The second challenge was the GPU limits on Google Colab free tier. After training completed successfully and the model was saved in memory, I tried to merge the LoRA adapters with the base model to create a single deployable file. But the T4 GPU only has 15GB of VRAM and the merge operation requires more than that. I hit the GPU usage limit at the worst possible moment, at 11 PM after hours of work, right when I needed to save the model.

I switched to Kaggle which offers a free P100 GPU with 16GB VRAM. But the P100 turned out to be incompatible with the current version of PyTorch. So I switched to Kaggle’s T4 x2 configuration which gives two T4 GPUs for a combined 30GB, and that finally worked.

The third challenge was figuring out the correct way to do the merge. LoRA merge from a 4-bit quantized model does not work the same way as a standard merge. I went through several failed attempts and error messages before finding the right approach.

In the end the merged model is 4.49GB and is fully published on HuggingFace.


Results

Alif-1.0 is now live and open source.

The model is published at huggingface.co/mdayaan1911/alif-1.0 under the Apache 2.0 license. It is a 4.49GB safetensors model that anyone can download, use, or build on top of.

The landing page is live at imanvibes.vercel.app/alif with full documentation about how the model was trained, what data it was trained on, the safety system, and a clear disclaimer.

The post announcing the launch on X received genuine interest from the Muslim tech community within hours.


What is Coming Next

Alif-1.0 is just the beginning. Here is what I am working on.

Alif-1.5 will have a significantly larger dataset, probably 5,000 or more pairs, better Arabic coverage, and proper benchmark evaluations. The dataset quality will also be higher with manual review of every pair.

The API for Alif-1.0 is coming soon. Once deployed, developers will be able to integrate Alif into their own apps, Islamic education platforms, dawah tools, and more through a simple REST API. This is also one of the planned monetization paths for ImanVibes.

The chat feature is coming to ImanVibes. Once the API is live, users will be able to open a chat with Alif directly inside the ImanVibes app. The Coming Soon button on the app will become real.

I am also building the Android native version of ImanVibes so it works properly on Android devices with offline support and a true app experience beyond just the PWA.


Final Thoughts

I am not an ML engineer. I am not a researcher.

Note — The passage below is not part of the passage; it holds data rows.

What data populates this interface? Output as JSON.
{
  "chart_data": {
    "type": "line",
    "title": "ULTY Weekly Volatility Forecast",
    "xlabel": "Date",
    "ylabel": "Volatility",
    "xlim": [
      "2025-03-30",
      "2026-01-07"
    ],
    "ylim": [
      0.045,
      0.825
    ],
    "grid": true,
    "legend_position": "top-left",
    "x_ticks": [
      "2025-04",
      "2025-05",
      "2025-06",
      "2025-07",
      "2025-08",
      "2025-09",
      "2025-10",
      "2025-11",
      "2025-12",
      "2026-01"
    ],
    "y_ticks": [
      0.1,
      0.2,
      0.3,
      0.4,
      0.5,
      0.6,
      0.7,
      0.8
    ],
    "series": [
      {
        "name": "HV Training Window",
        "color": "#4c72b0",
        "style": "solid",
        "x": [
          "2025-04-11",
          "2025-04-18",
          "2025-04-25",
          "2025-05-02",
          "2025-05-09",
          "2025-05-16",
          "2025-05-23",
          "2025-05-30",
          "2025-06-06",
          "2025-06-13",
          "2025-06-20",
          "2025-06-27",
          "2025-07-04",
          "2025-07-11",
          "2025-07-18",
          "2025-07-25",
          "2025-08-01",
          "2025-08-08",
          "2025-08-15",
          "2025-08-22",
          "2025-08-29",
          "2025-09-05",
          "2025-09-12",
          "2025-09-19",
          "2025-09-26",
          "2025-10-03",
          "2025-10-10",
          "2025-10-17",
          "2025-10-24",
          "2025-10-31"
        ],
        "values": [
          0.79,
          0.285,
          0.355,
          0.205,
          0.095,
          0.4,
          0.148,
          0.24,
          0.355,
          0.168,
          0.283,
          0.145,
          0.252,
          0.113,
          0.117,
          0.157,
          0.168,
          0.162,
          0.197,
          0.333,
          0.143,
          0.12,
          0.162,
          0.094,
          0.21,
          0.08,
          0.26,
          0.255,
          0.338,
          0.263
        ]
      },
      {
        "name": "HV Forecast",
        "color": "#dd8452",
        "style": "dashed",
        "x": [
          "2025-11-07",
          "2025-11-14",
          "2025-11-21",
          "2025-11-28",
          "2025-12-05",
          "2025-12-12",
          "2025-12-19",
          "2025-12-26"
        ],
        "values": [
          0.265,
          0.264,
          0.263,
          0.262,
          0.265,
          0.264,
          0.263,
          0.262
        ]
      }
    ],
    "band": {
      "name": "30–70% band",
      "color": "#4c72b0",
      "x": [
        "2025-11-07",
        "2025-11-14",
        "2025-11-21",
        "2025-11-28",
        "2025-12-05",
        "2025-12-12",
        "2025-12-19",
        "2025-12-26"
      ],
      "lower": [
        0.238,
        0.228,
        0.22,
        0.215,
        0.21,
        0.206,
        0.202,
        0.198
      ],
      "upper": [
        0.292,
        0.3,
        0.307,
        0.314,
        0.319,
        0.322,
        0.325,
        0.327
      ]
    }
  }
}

I am a Full Stack Blockchain Developer who wanted to build something for the Ummah and figured it out step by step.

The tools available today, Unsloth, free GPUs on Colab and Kaggle, open source models from Alibaba, Hugging Face for hosting, are genuinely powerful enough for an individual developer to build a specialized AI model. You do not need a PhD. You do not need a team. You need patience, curiosity, and a willingness to debug at 2 AM when things break.

If this inspires even one Muslim developer to build something for the Ummah, Alhamdulillah.


References and Links

ImanVibes App: https://imanvibes.vercel.app

Alif-1.0 Page: https://imanvibes.vercel.app/alif

Alif-1.0 on HuggingFace: https://huggingface.co/mdayaan1911/alif-1.0

Developer Website: https://moayaan.com

GitHub: https://github.com/moayaan1911

LinkedIn: https://linkedin.com/in/ayaaneth

X: https://x.com/moayaan1911

Unsloth: https://unsloth.ai

Qwen3.5 by Alibaba: https://huggingface.co/Qwen


Disclaimer

This blog was written with the assistance of Claude by Anthropic. The author has reviewed and verified the technical details to the best of his ability, but takes no responsibility for any inaccuracies. All Islamic information referenced in this blog and in Alif-1.0 itself should be verified with a qualified Islamic scholar. The author is a developer, not an Islamic scholar, and this project is a technical exercise in AI fine-tuning, not a religious authority.